As for the junior wife, she’d signed on for a lifetime of servitude and slavery for reasons that I cannot understand.
Both the husband and the senior wife made it clear that the senior wife was in charge. The junior wife did what she was told, period. What choice did she have? She had a kid with the husband, and she didn’t work, so she didn’t have any money of her own, and I doubt that she’d have any legal recourse if she’d decided to divorce the family. I mean, the law only recognizes single marriage, and I’m quite sure that the husband and the first wife were legally married, so it’s not like she could sue for alimony. She couldn’t even get the law to see her as a Common Law wife. Maybe she could get some child-support from the family, but that and a minimum wage job at MacDonalds aren’t much of an option compared to her current--albeit miserable--circumstances.

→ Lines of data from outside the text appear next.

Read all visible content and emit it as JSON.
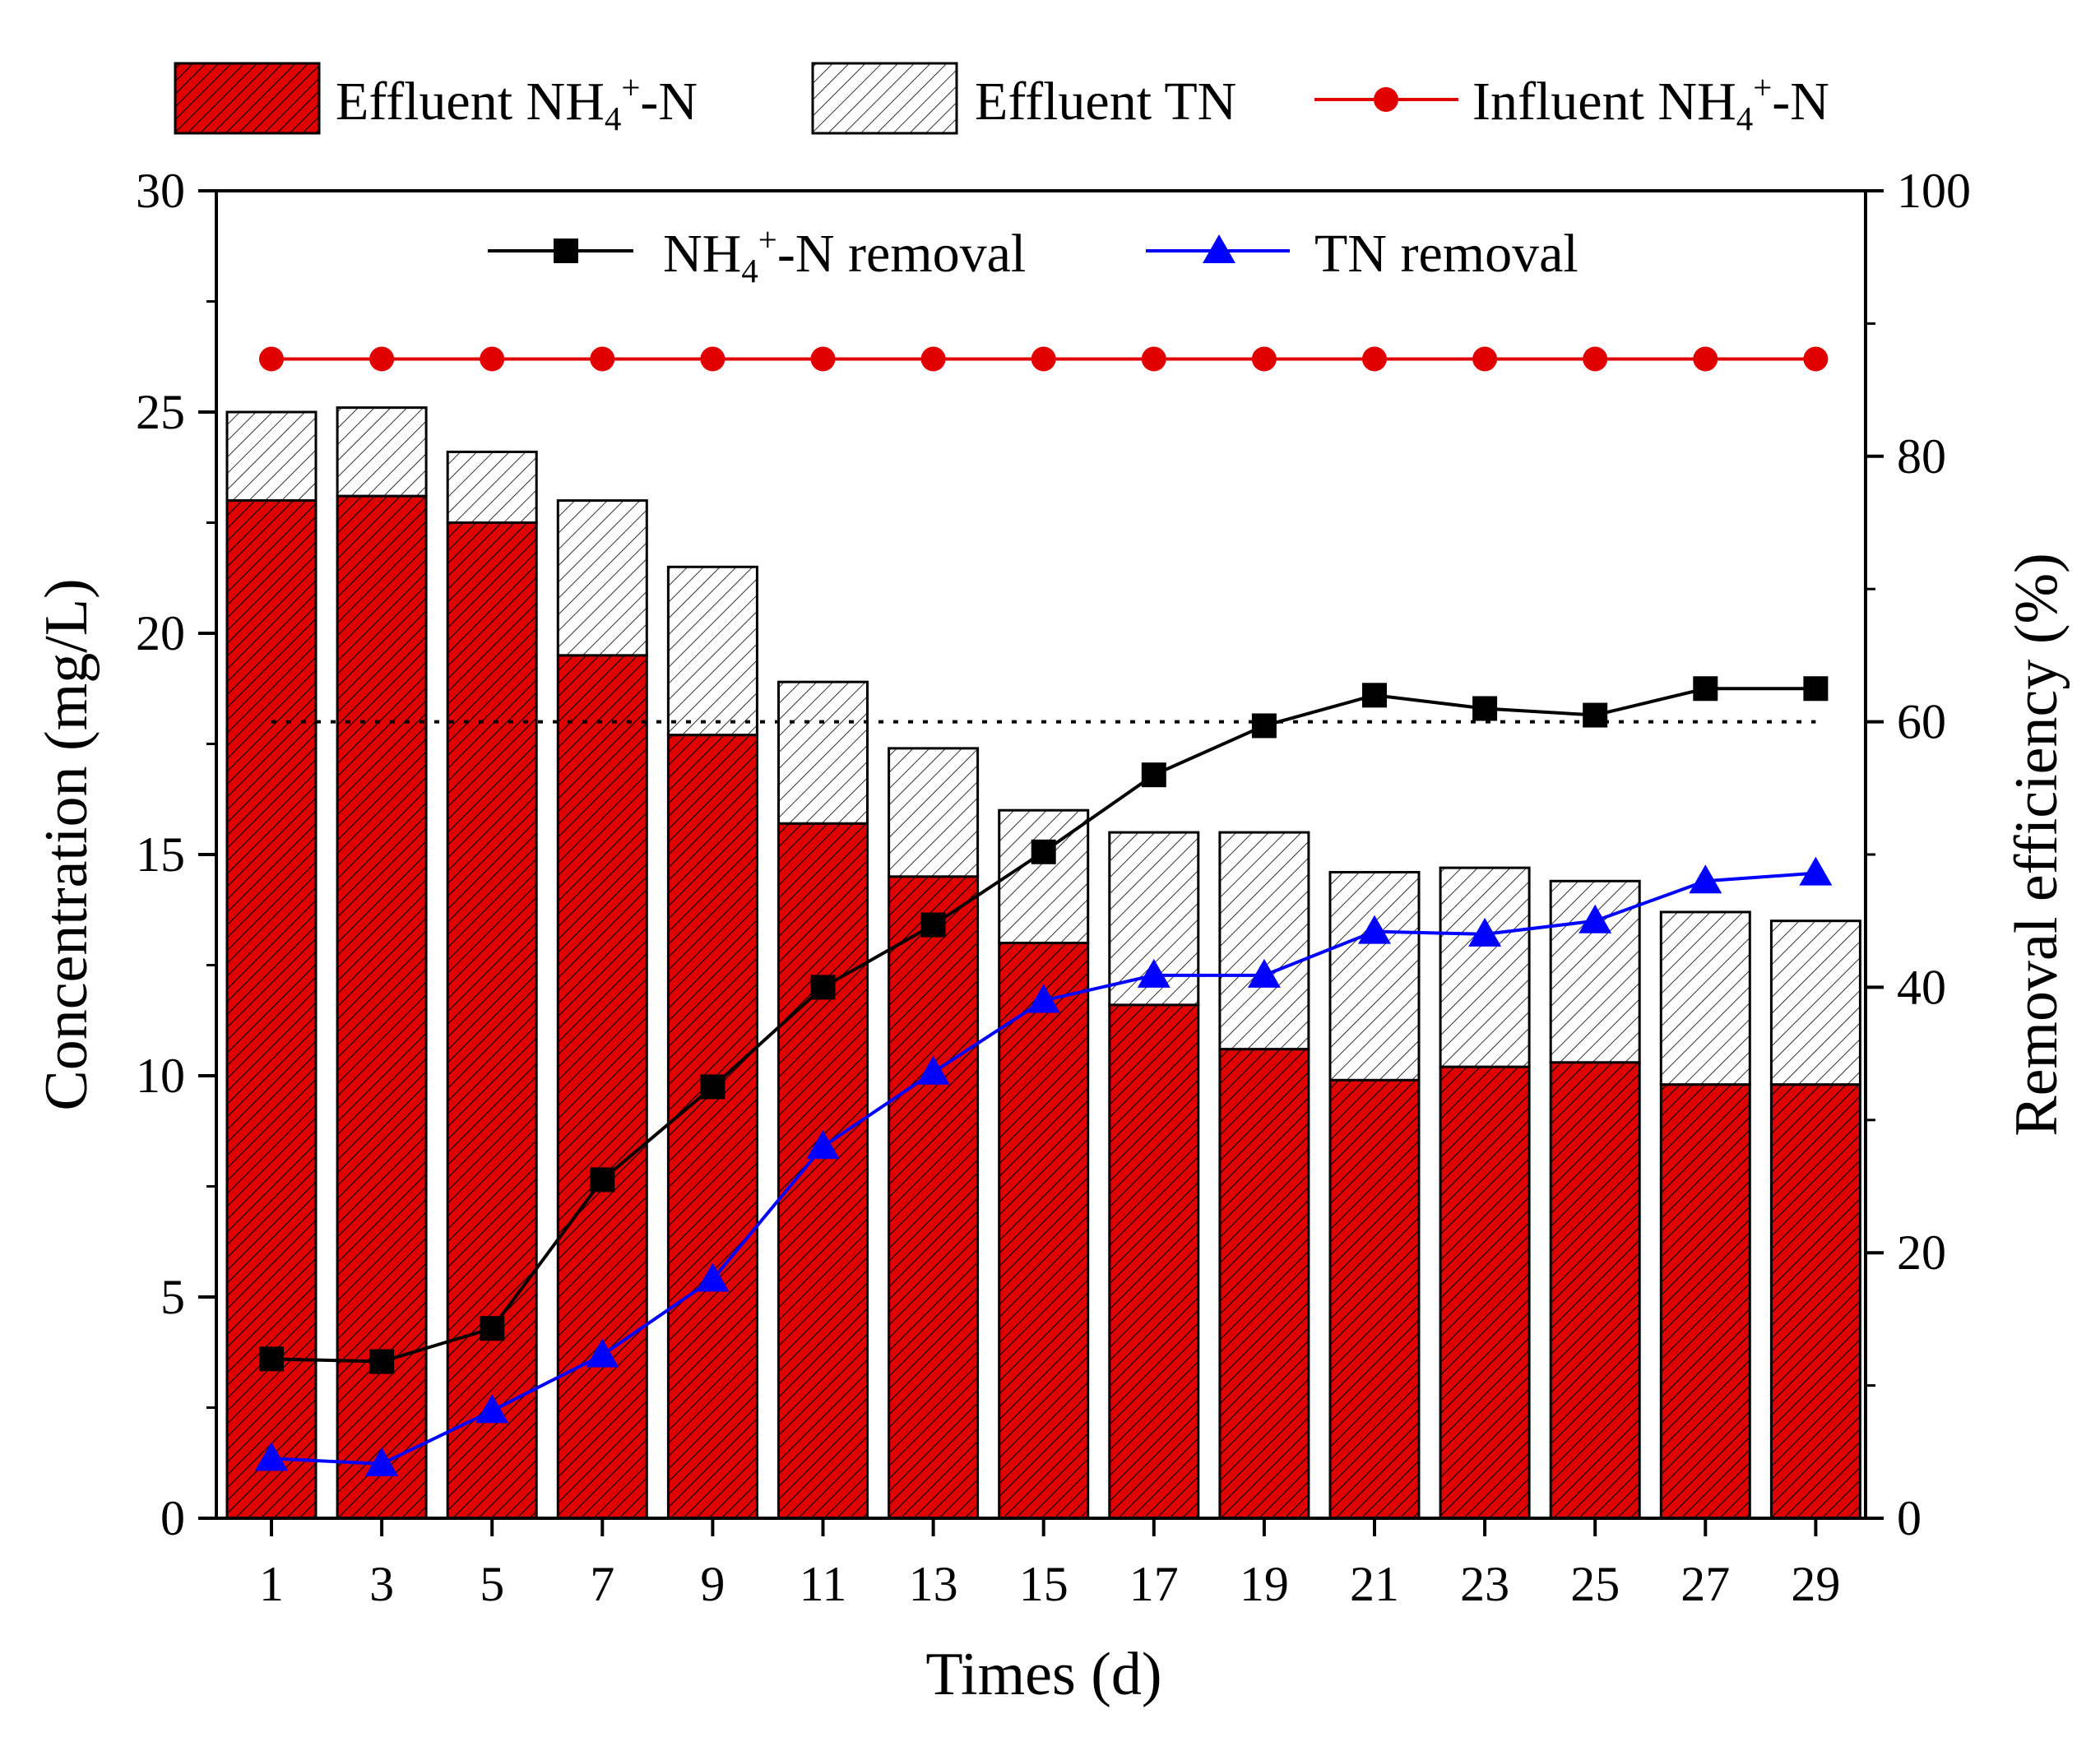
{
  "chart_data": {
    "type": "bar",
    "x": [
      1,
      3,
      5,
      7,
      9,
      11,
      13,
      15,
      17,
      19,
      21,
      23,
      25,
      27,
      29
    ],
    "xlabel": "Times (d)",
    "ylabel_left": "Concentration (mg/L)",
    "ylabel_right": "Removal efficiency (%)",
    "ylim_left": [
      0,
      30
    ],
    "ylim_right": [
      0,
      100
    ],
    "yticks_left": [
      "0",
      "5",
      "10",
      "15",
      "20",
      "25",
      "30"
    ],
    "yticks_right": [
      "0",
      "20",
      "40",
      "60",
      "80",
      "100"
    ],
    "reference_line": {
      "axis": "right",
      "value": 60,
      "style": "dotted",
      "x_from": 1,
      "x_to": 29
    },
    "series": [
      {
        "name": "Effluent NH4+-N",
        "name_parts": [
          "Effluent NH",
          "4",
          "+",
          "-N"
        ],
        "kind": "bar",
        "axis": "left",
        "color": "#e00000",
        "values": [
          23.0,
          23.1,
          22.5,
          19.5,
          17.7,
          15.7,
          14.5,
          13.0,
          11.6,
          10.6,
          9.9,
          10.2,
          10.3,
          9.8,
          9.8
        ]
      },
      {
        "name": "Effluent TN",
        "name_parts": [
          "Effluent TN"
        ],
        "kind": "bar",
        "axis": "left",
        "color": "#ffffff",
        "values": [
          25.0,
          25.1,
          24.1,
          23.0,
          21.5,
          18.9,
          17.4,
          16.0,
          15.5,
          15.5,
          14.6,
          14.7,
          14.4,
          13.7,
          13.5
        ]
      },
      {
        "name": "Influent NH4+-N",
        "name_parts": [
          "Influent NH",
          "4",
          "+",
          "-N"
        ],
        "kind": "line",
        "marker": "circle",
        "axis": "left",
        "color": "#e00000",
        "values": [
          26.2,
          26.2,
          26.2,
          26.2,
          26.2,
          26.2,
          26.2,
          26.2,
          26.2,
          26.2,
          26.2,
          26.2,
          26.2,
          26.2,
          26.2
        ]
      },
      {
        "name": "NH4+-N removal",
        "name_parts": [
          "NH",
          "4",
          "+",
          "-N removal"
        ],
        "kind": "line",
        "marker": "square",
        "axis": "right",
        "color": "#000000",
        "values": [
          12.0,
          11.8,
          14.3,
          25.5,
          32.5,
          40.0,
          44.7,
          50.2,
          56.0,
          59.7,
          62.0,
          61.0,
          60.5,
          62.5,
          62.5
        ]
      },
      {
        "name": "TN removal",
        "name_parts": [
          "TN removal"
        ],
        "kind": "line",
        "marker": "triangle",
        "axis": "right",
        "color": "#0000ff",
        "values": [
          4.5,
          4.1,
          8.1,
          12.3,
          18.0,
          28.0,
          33.6,
          39.0,
          40.9,
          40.9,
          44.2,
          44.0,
          45.0,
          48.0,
          48.6
        ]
      }
    ],
    "legend_top": {
      "placement": "top, outside plot",
      "entries": [
        0,
        1,
        2
      ]
    },
    "legend_inner": {
      "placement": "top-center, inside plot",
      "entries": [
        3,
        4
      ]
    }
  }
}
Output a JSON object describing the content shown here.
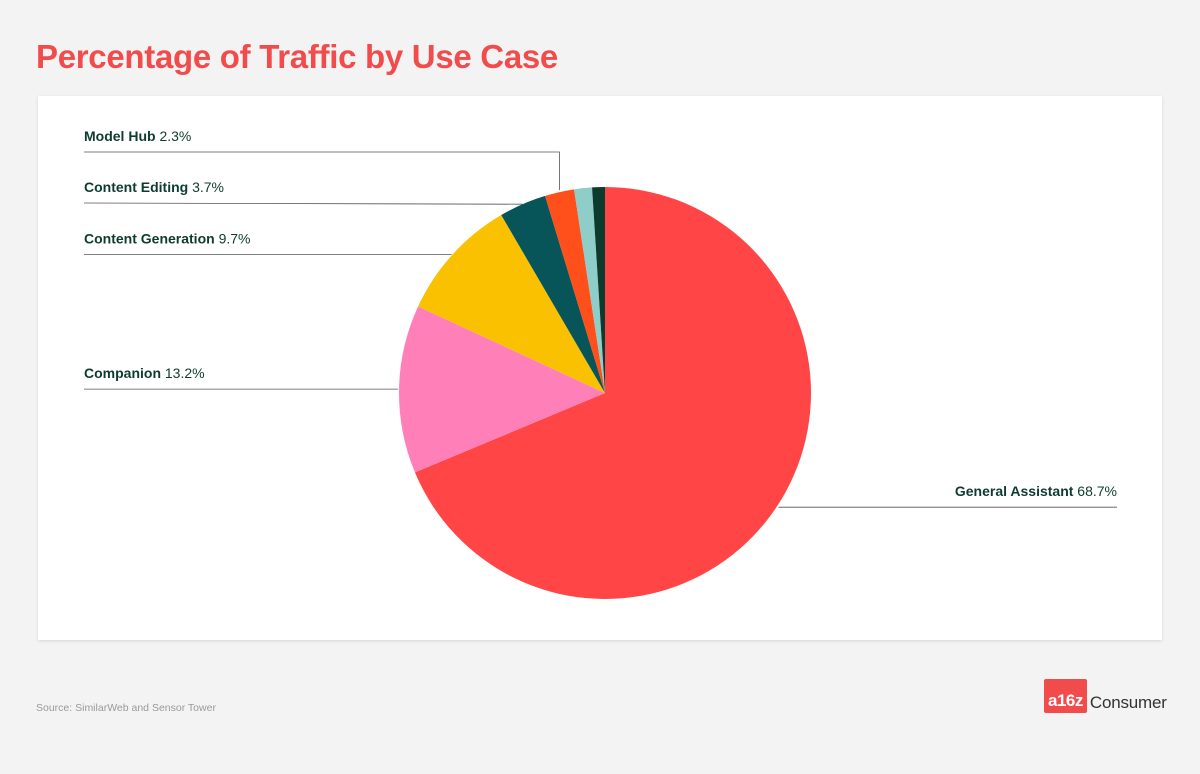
{
  "header": {
    "title": "Percentage of Traffic by Use Case"
  },
  "footer": {
    "source": "Source: SimilarWeb and Sensor Tower",
    "brand_mark": "a16z",
    "brand_text": "Consumer"
  },
  "chart_data": {
    "type": "pie",
    "title": "Percentage of Traffic by Use Case",
    "start_angle_deg": 0,
    "direction": "clockwise",
    "slices": [
      {
        "label": "General Assistant",
        "value": 68.7,
        "value_label": "68.7%",
        "color": "#ff4545",
        "labeled": true
      },
      {
        "label": "Companion",
        "value": 13.2,
        "value_label": "13.2%",
        "color": "#ff80b8",
        "labeled": true
      },
      {
        "label": "Content Generation",
        "value": 9.7,
        "value_label": "9.7%",
        "color": "#f9c100",
        "labeled": true
      },
      {
        "label": "Content Editing",
        "value": 3.7,
        "value_label": "3.7%",
        "color": "#075558",
        "labeled": true
      },
      {
        "label": "Model Hub",
        "value": 2.3,
        "value_label": "2.3%",
        "color": "#ff4f1a",
        "labeled": true
      },
      {
        "label": "",
        "value": 1.4,
        "value_label": "",
        "color": "#8fcdc8",
        "labeled": false
      },
      {
        "label": "",
        "value": 1.0,
        "value_label": "",
        "color": "#0c3a2c",
        "labeled": false
      }
    ]
  }
}
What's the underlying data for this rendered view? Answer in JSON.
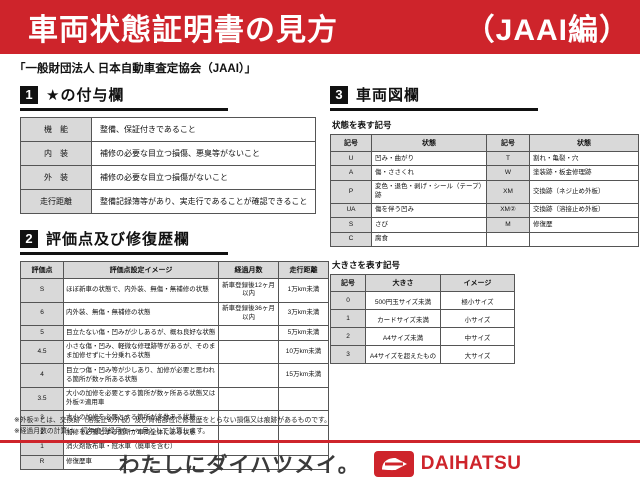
{
  "colors": {
    "banner_red": "#ce242b",
    "cell_gray": "#d9d9d9",
    "section_black": "#111111"
  },
  "banner": {
    "title": "車両状態証明書の見方",
    "edition": "（JAAI編）"
  },
  "subtitle": "「一般財団法人 日本自動車査定協会（JAAI）」",
  "section1": {
    "number": "1",
    "title": "★の付与欄",
    "table": {
      "headers": [],
      "rows": [
        [
          "機　能",
          "整備、保証付きであること"
        ],
        [
          "内　装",
          "補修の必要な目立つ損傷、悪臭等がないこと"
        ],
        [
          "外　装",
          "補修の必要な目立つ損傷がないこと"
        ],
        [
          "走行距離",
          "整備記録簿等があり、実走行であることが確認できること"
        ]
      ]
    }
  },
  "section2": {
    "number": "2",
    "title": "評価点及び修復歴欄",
    "table": {
      "headers": [
        "評価点",
        "評価点設定イメージ",
        "経過月数",
        "走行距離"
      ],
      "rows": [
        [
          "S",
          "ほぼ新車の状態で、内外装、無傷・無補修の状態",
          "新車登録後12ヶ月以内",
          "1万km未満"
        ],
        [
          "6",
          "内外装、無傷・無補修の状態",
          "新車登録後36ヶ月以内",
          "3万km未満"
        ],
        [
          "5",
          "目立たない傷・凹みが少しあるが、概ね良好な状態",
          "",
          "5万km未満"
        ],
        [
          "4.5",
          "小さな傷・凹み、軽微な修理跡等があるが、そのまま加修せずに十分乗れる状態",
          "",
          "10万km未満"
        ],
        [
          "4",
          "目立つ傷・凹み等が少しあり、加修が必要と思われる箇所が数ヶ所ある状態",
          "",
          "15万km未満"
        ],
        [
          "3.5",
          "大小の加修を必要とする箇所が数ヶ所ある状態又は外板②適用車",
          "",
          ""
        ],
        [
          "3",
          "大小の加修を必要とする箇所が多数ある状態",
          "",
          ""
        ],
        [
          "2",
          "加修を必要とする箇所が車両全体にある状態",
          "",
          ""
        ],
        [
          "1",
          "消火剤散布車・冠水車（廃車を含む）",
          "",
          ""
        ],
        [
          "R",
          "修復歴車",
          "",
          ""
        ]
      ]
    }
  },
  "section3": {
    "number": "3",
    "title": "車両図欄",
    "condition_label": "状態を表す記号",
    "condition_table": {
      "headers": [
        "記号",
        "状態",
        "記号",
        "状態"
      ],
      "rows": [
        [
          "U",
          "凹み・曲がり",
          "T",
          "割れ・亀裂・穴"
        ],
        [
          "A",
          "傷・ささくれ",
          "W",
          "塗装跡・板金修理跡"
        ],
        [
          "P",
          "変色・退色・剥げ・シール（テープ）跡",
          "XM",
          "交換跡（ネジ止め外板）"
        ],
        [
          "UA",
          "傷を伴う凹み",
          "XM②",
          "交換跡（溶接止め外板）"
        ],
        [
          "S",
          "さび",
          "M",
          "修復歴"
        ],
        [
          "C",
          "腐食",
          "",
          ""
        ]
      ]
    },
    "size_label": "大きさを表す記号",
    "size_table": {
      "headers": [
        "記号",
        "大きさ",
        "イメージ"
      ],
      "rows": [
        [
          "0",
          "500円玉サイズ未満",
          "極小サイズ"
        ],
        [
          "1",
          "カードサイズ未満",
          "小サイズ"
        ],
        [
          "2",
          "A4サイズ未満",
          "中サイズ"
        ],
        [
          "3",
          "A4サイズを超えたもの",
          "大サイズ"
        ]
      ]
    }
  },
  "footnotes": [
    "※外板②とは、交換跡（溶接止め外板）及び骨格部位に修復歴をとらない損傷又は痕跡があるものです。",
    "※経過月数の計算は、初年度登録月を一ヶ月として計算します。"
  ],
  "footer": {
    "slogan": "わたしにダイハツメイ。",
    "brand": "DAIHATSU",
    "logo_icon": "daihatsu-d-mark-icon"
  }
}
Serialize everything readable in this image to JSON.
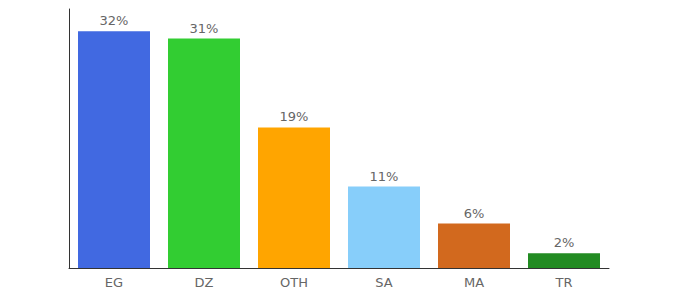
{
  "chart_data": {
    "type": "bar",
    "categories": [
      "EG",
      "DZ",
      "OTH",
      "SA",
      "MA",
      "TR"
    ],
    "values": [
      32,
      31,
      19,
      11,
      6,
      2
    ],
    "value_labels": [
      "32%",
      "31%",
      "19%",
      "11%",
      "6%",
      "2%"
    ],
    "colors": [
      "#4169e1",
      "#32cd32",
      "#ffa500",
      "#87cefa",
      "#d2691e",
      "#228b22"
    ],
    "ylim": [
      0,
      35
    ],
    "yticks": [],
    "grid": false,
    "data_labels": true,
    "tick_labels": "x"
  }
}
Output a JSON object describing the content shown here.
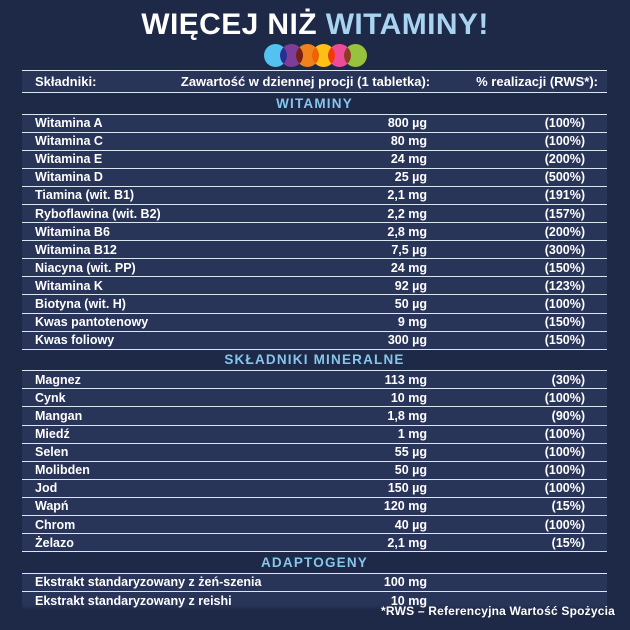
{
  "title": {
    "prefix": "WIĘCEJ NIŻ ",
    "highlight": "WITAMINY!"
  },
  "dots": [
    {
      "name": "dot-blue",
      "color": "#54c2f0"
    },
    {
      "name": "dot-purple",
      "color": "#7c3e98"
    },
    {
      "name": "dot-orange",
      "color": "#f0821e"
    },
    {
      "name": "dot-yellow",
      "color": "#ffc214"
    },
    {
      "name": "dot-pink",
      "color": "#ee4c9b"
    },
    {
      "name": "dot-green",
      "color": "#96c23d"
    }
  ],
  "table": {
    "header": {
      "ingredients": "Składniki:",
      "content": "Zawartość w dziennej procji (1 tabletka):",
      "rws": "% realizacji (RWS*):"
    },
    "sections": [
      {
        "name": "WITAMINY",
        "rows": [
          [
            "Witamina A",
            "800 µg",
            "(100%)"
          ],
          [
            "Witamina C",
            "80 mg",
            "(100%)"
          ],
          [
            "Witamina E",
            "24 mg",
            "(200%)"
          ],
          [
            "Witamina D",
            "25 µg",
            "(500%)"
          ],
          [
            "Tiamina (wit. B1)",
            "2,1 mg",
            "(191%)"
          ],
          [
            "Ryboflawina (wit. B2)",
            "2,2 mg",
            "(157%)"
          ],
          [
            "Witamina B6",
            "2,8 mg",
            "(200%)"
          ],
          [
            "Witamina B12",
            "7,5 µg",
            "(300%)"
          ],
          [
            "Niacyna (wit. PP)",
            "24 mg",
            "(150%)"
          ],
          [
            "Witamina K",
            "92 µg",
            "(123%)"
          ],
          [
            "Biotyna (wit. H)",
            "50 µg",
            "(100%)"
          ],
          [
            "Kwas pantotenowy",
            "9 mg",
            "(150%)"
          ],
          [
            "Kwas foliowy",
            "300 µg",
            "(150%)"
          ]
        ]
      },
      {
        "name": "SKŁADNIKI MINERALNE",
        "rows": [
          [
            "Magnez",
            "113 mg",
            "(30%)"
          ],
          [
            "Cynk",
            "10 mg",
            "(100%)"
          ],
          [
            "Mangan",
            "1,8 mg",
            "(90%)"
          ],
          [
            "Miedź",
            "1 mg",
            "(100%)"
          ],
          [
            "Selen",
            "55 µg",
            "(100%)"
          ],
          [
            "Molibden",
            "50 µg",
            "(100%)"
          ],
          [
            "Jod",
            "150 µg",
            "(100%)"
          ],
          [
            "Wapń",
            "120 mg",
            "(15%)"
          ],
          [
            "Chrom",
            "40 µg",
            "(100%)"
          ],
          [
            "Żelazo",
            "2,1 mg",
            "(15%)"
          ]
        ]
      },
      {
        "name": "ADAPTOGENY",
        "rows": [
          [
            "Ekstrakt standaryzowany z żeń-szenia",
            "100 mg",
            ""
          ],
          [
            "Ekstrakt standaryzowany z reishi",
            "10 mg",
            ""
          ]
        ]
      }
    ]
  },
  "footnote": "*RWS – Referencyjna Wartość Spożycia",
  "colors": {
    "background": "#1e2947",
    "row_background": "#293459",
    "divider": "#dce6f2",
    "title_accent": "#a8d4f1",
    "section_heading": "#86c6eb"
  }
}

Anyway, after watching a little of this, here’s what I’ve learned about polygamy:
1. If you’re a woman, and you’re going to be in a polygamous marriage, you absolutely have to be the first wife. And you need to get legally married to your husband while you can. In the long term, this will give you absolute control of the household and make the junior wives your de facto servants for as long as their kids are in your house.
2. Along similar lines: if you are the first wife, encourage your husband to buy a house before he takes a second wife. Explain to him that he can’t take a second wife until he’s proven to the community that he is a stable provider, and home ownership is a rock-solid way to do that. Above all, make sure that your name is on the deed as co-owner of the house when he buys it.
3. If you’re a man, polygamy appears to be an attractive situation, but there are some real drawbacks. First, it is very expensive. And second, your wives are unlikely to get along, especially when they’re both relatively young. All that hate and discontent is very like to sap all the fun out of what ought to be an ideal arrangement.